JP: Por que Limite se chama Limite?
Saulo:
Eu perguntei isso pra ele. Ele disse "Eu vi aquelas imagens e me deu aquela sensação de limitação humana. Tudo preso, tudo limitado. Só podia ser Limite."

JP: O que você diz da narrativa e da plástica de Limite?
Saulo:
A plástica é muito bonita, mas é menor. Muito bonita, mas como contribuição ao filme é menor. Narrativa quase não existe. Aí você me pergunta "O que sobrou?". O ritmo. A direção dos atores. A sucessão de imagens. A montagem.

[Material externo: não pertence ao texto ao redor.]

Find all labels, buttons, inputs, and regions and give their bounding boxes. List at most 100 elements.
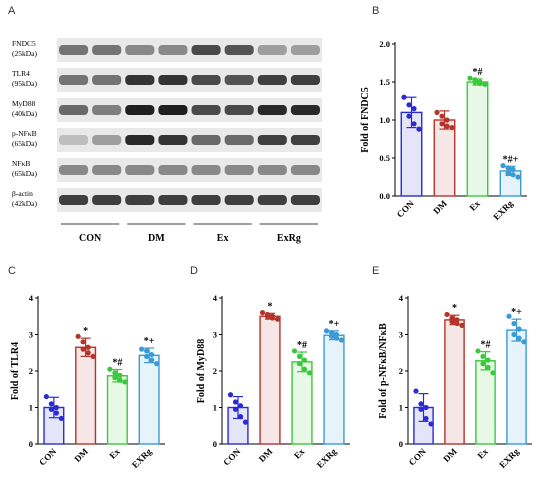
bar [466,81,489,197]
blot-band [125,105,155,115]
data-point [444,117,450,123]
blot-band [125,75,155,85]
data-point [449,125,455,131]
significance-label: *# [473,67,483,78]
y-tick-label: 0 [29,439,33,449]
category-label: EXRg [497,446,521,470]
blot-group-label: CON [79,233,102,244]
data-point [454,317,460,323]
blot-group-label: DM [148,233,165,244]
data-point [510,172,516,178]
blot-band [59,195,89,205]
category-label: DM [72,446,90,464]
blot-band [290,75,320,85]
data-point [144,348,150,354]
blot-band [191,45,221,55]
blot-protein-size: (65kDa) [12,139,37,148]
blot-band [257,105,287,115]
blot-band [125,165,155,175]
significance-label: * [268,301,273,312]
category-label: CON [221,446,243,468]
blot-band [191,195,221,205]
panel-letter: C [8,265,16,277]
data-point [80,339,86,345]
data-point [505,165,511,171]
data-point [154,361,160,367]
data-point [328,330,335,336]
data-point [444,123,450,129]
category-label: Ex [475,446,490,461]
blot-protein-name: TLR4 [12,69,30,78]
western-blot-panel: A FNDC5(25kDa) TLR4(95kDa) MyD88(40kDa) p-NF… [8,5,322,244]
panel-letter: E [372,265,379,277]
data-point [423,404,429,411]
data-point [107,366,113,372]
y-tick-label: 2 [213,366,217,376]
data-point [482,81,488,87]
blot-band [224,195,254,205]
data-point [406,102,412,108]
data-point [418,406,424,412]
data-point [510,166,516,172]
data-point [480,353,486,359]
data-point [291,348,298,354]
data-point [418,401,424,407]
data-point [122,379,128,385]
blot-band [224,135,254,145]
y-tick-label: 0 [399,439,403,449]
blot-band [125,45,155,55]
category-label: DM [257,446,275,464]
blot-row: p-NFκB(65kDa) [12,128,322,152]
blot-band [158,45,188,55]
blot-row: NFκB(65kDa) [12,158,322,182]
data-point [511,331,517,338]
data-point [80,346,86,352]
blot-band [92,75,122,85]
data-point [328,333,335,339]
blot-protein-name: β-actin [12,189,33,198]
data-point [144,353,150,359]
blot-band [224,165,254,175]
data-point [490,370,496,376]
bar [106,375,128,445]
data-point [521,339,527,345]
data-point [237,414,244,420]
significance-label: *# [297,340,307,351]
blot-band [59,45,89,55]
blot-band [191,135,221,145]
category-label: Ex [292,446,307,461]
y-tick-label: 2.0 [379,39,390,49]
blot-band [125,135,155,145]
significance-label: *+ [329,319,340,330]
data-point [516,335,522,341]
y-axis-label: Fold of TLR4 [10,342,21,400]
category-label: Ex [467,198,482,213]
blot-row: FNDC5(25kDa) [12,38,322,62]
y-tick-label: 3 [399,330,403,340]
y-tick-label: 1 [29,403,33,413]
data-point [232,406,239,412]
bar [259,315,281,445]
blot-band [290,195,320,205]
data-point [475,348,481,354]
blot-band [257,165,287,175]
y-tick-label: 1 [399,403,403,413]
data-point [149,357,155,363]
blot-band [158,135,188,145]
chart-panel-e: E 0 1 2 3 4 Fold of p-NFκB/NFκB CON * DM *# Ex *+ EXR… [372,265,532,470]
data-point [515,174,521,180]
blot-row: TLR4(95kDa) [12,68,322,92]
blot-band [257,75,287,85]
data-point [406,113,412,119]
data-point [139,346,145,352]
data-point [511,320,517,327]
blot-band [59,75,89,85]
data-point [58,415,64,422]
data-point [401,94,407,100]
data-point [516,326,522,332]
category-label: Ex [107,446,122,461]
blot-band [92,45,122,55]
blot-row: β-actin(42kDa) [12,188,322,212]
data-point [454,320,460,327]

JP: Como você começou a restaurar Limite?
Saulo:
Um dia, Plínio exibiu Limite, na FNF, sem as três primeiras partes porque estavam se deteriorando. Plínio veio até mim e disse "Se nós não fizermos alguma coisa, esse filme vai se perder. Você vai deixar isso acontecer, Saulo?" Eu disse "Olha, professor, eu não sei, mas nós juntos podemos tentar". Tentamos e conseguimos. Mas depois o filme começou a ter a síndrome do vinagre. A hidrólise estava formando ácido acético no filme de acetato. Mas aí eu tinha um trunfo que era o Walter Salles. E é ele quem está salvando Limite pela segunda vez. A minha colaboração foi mais técnica e estética também porque eu sabia o quer era um contraste e tinha que manter isso para conservar a textura do filme. Plínio era um homem catedrático que queria um garoto de 17 anos na tarefa. Ele me dava algum valor. Mas foi Plínio quem mobilizou todo mundo.